Coping with COPD in Cold Weather

Coping with COPD in Cold Weather

With temperatures frequently dipping below freezing, it appears that winter has arrived early this year. For some, this is a minor inconvenience that means leaving the house slightly early to de-ice the car and squabbling over the thermostat at work.

However, for COPD sufferers, the arrival of winter weather can lead to an exasperation of symptoms and can be an extremely uncomfortable period of the year. The effects of cold air on COPD sufferers include breathlessness and increasing wheezing. This is because cold air can actually narrow the airways.

Add in that other winter staple, common cold and flu, and it’s easy to see why winter can be quite a scary time for a COPD sufferer. However, the arrival of bitter winter days doesn’t necessarily mean that you need to stay indoors, even if you require regular oxygen therapy via a portable oxygen concentrator. Here are a few tips to avoid the ill effects of cold weather on COPD.

Wrap Up Warm

It’s something we’re all told as we grow up, but wrapping up warm is vital in the winter months – especially if you suffer from COPD. As the immune system doesn’t work as well at colder temperatures (hence why so many people get ill in the winter), keeping your body temperature high is important for both your comfort and your health.

Cover Up Your Nose and Mouth

Cold air can be irritating to the airways and makes it harder to breath, so it’s important to try and humidify the air you breathe in. Wear a scarf and cover up your nose and mouth with it; breathing air through the thick material will make it warmer and thus less irritating to the airways. It also helps to breathe through your nose through your mouth, as this also warms the air you take in.

Get Your Flu Jab and Avoid the Common Cold

The flu or a common cold is a mild irritant to most but can be quite dangerous for sufferers of COPD. Both can lead to an exacerbation of COPD symptoms and can even lead to serious illnesses such as pneumonia.

COPD sufferers qualify for a free flu jab; it is vitally important to have this injection every year without fail. Avoid catching the common cold by sticking to small crowds of people rather than potentially infection-strewn large gatherings and practising good hygiene by regularly washing your hands.

Avoid Wood Fireplaces

The prospect of getting home and sitting in front of an open fire is one that many people look forward to in cold conditions, but the smoke generated by wood fireplaces and other such heating devices can lead to breathlessness and other health complications in those with COPD.

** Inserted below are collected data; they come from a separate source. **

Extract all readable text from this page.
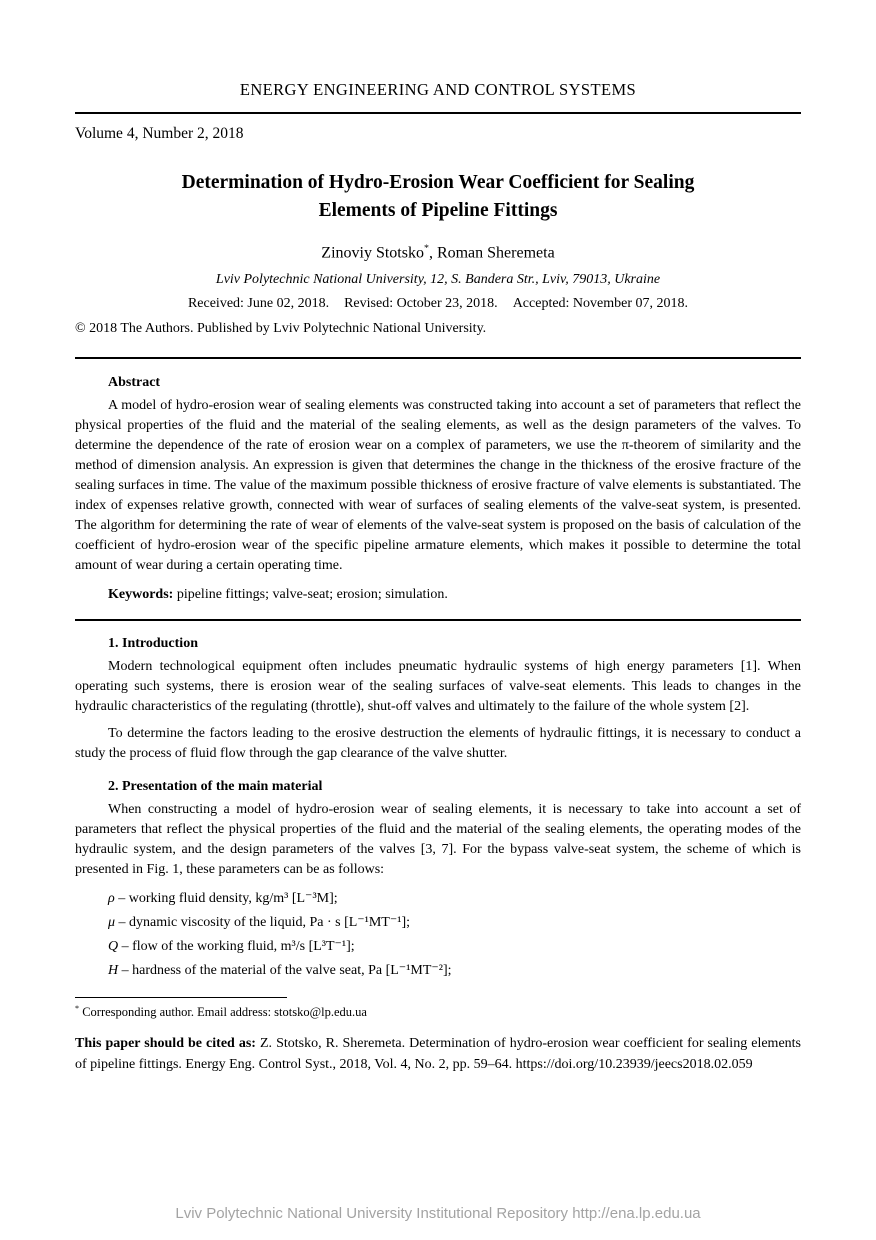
ENERGY ENGINEERING AND CONTROL SYSTEMS
Volume 4, Number 2, 2018
Determination of Hydro-Erosion Wear Coefficient for Sealing
Elements of Pipeline Fittings
Zinoviy Stotsko*, Roman Sheremeta
Lviv Polytechnic National University, 12, S. Bandera Str., Lviv, 79013, Ukraine
Received: June 02, 2018. Revised: October 23, 2018. Accepted: November 07, 2018.
© 2018 The Authors. Published by Lviv Polytechnic National University.
Abstract

A model of hydro-erosion wear of sealing elements was constructed taking into account a set of parameters that reflect the physical properties of the fluid and the material of the sealing elements, as well as the design parameters of the valves. To determine the dependence of the rate of erosion wear on a complex of parameters, we use the π-theorem of similarity and the method of dimension analysis. An expression is given that determines the change in the thickness of the erosive fracture of the sealing surfaces in time. The value of the maximum possible thickness of erosive fracture of valve elements is substantiated. The index of expenses relative growth, connected with wear of surfaces of sealing elements of the valve-seat system, is presented. The algorithm for determining the rate of wear of elements of the valve-seat system is proposed on the basis of calculation of the coefficient of hydro-erosion wear of the specific pipeline armature elements, which makes it possible to determine the total amount of wear during a certain operating time.

Keywords: pipeline fittings; valve-seat; erosion; simulation.

1. Introduction

Modern technological equipment often includes pneumatic hydraulic systems of high energy parameters [1]. When operating such systems, there is erosion wear of the sealing surfaces of valve-seat elements. This leads to changes in the hydraulic characteristics of the regulating (throttle), shut-off valves and ultimately to the failure of the whole system [2].

To determine the factors leading to the erosive destruction the elements of hydraulic fittings, it is necessary to conduct a study the process of fluid flow through the gap clearance of the valve shutter.

2. Presentation of the main material

When constructing a model of hydro-erosion wear of sealing elements, it is necessary to take into account a set of parameters that reflect the physical properties of the fluid and the material of the sealing elements, the operating modes of the hydraulic system, and the design parameters of the valves [3, 7]. For the bypass valve-seat system, the scheme of which is presented in Fig. 1, these parameters can be as follows:

ρ – working fluid density, kg/m³ [L⁻³M];
μ – dynamic viscosity of the liquid, Pa · s [L⁻¹MT⁻¹];
Q – flow of the working fluid, m³/s [L³T⁻¹];
H – hardness of the material of the valve seat, Pa [L⁻¹MT⁻²];
* Corresponding author. Email address: stotsko@lp.edu.ua

This paper should be cited as: Z. Stotsko, R. Sheremeta. Determination of hydro-erosion wear coefficient for sealing elements of pipeline fittings. Energy Eng. Control Syst., 2018, Vol. 4, No. 2, pp. 59–64. https://doi.org/10.23939/jeecs2018.02.059

Lviv Polytechnic National University Institutional Repository http://ena.lp.edu.ua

However, it is still important to keep your home warm in order to ward off the ill effects of cold air on breathing. Instead of using wood-burning fires, use electric alternatives and make sure they are circulating warm air around your home efficiently.

Use Your Bronchodilator

If you have been prescribed with a Bronchodilator, it’s important to use it before you leave the house. Using your Bronchodilator will relax your airways and should go some way towards helping you avoid breathlessness in adverse conditions.

Remember to keep in regular contact with your GP over the course of the winter months; regular monitoring of your condition can help negate any potential exacerbations in the future.  Also remember that the tips outlined in this post are general; ask your GP for personal advice on how best to cope with COPD in cold conditions.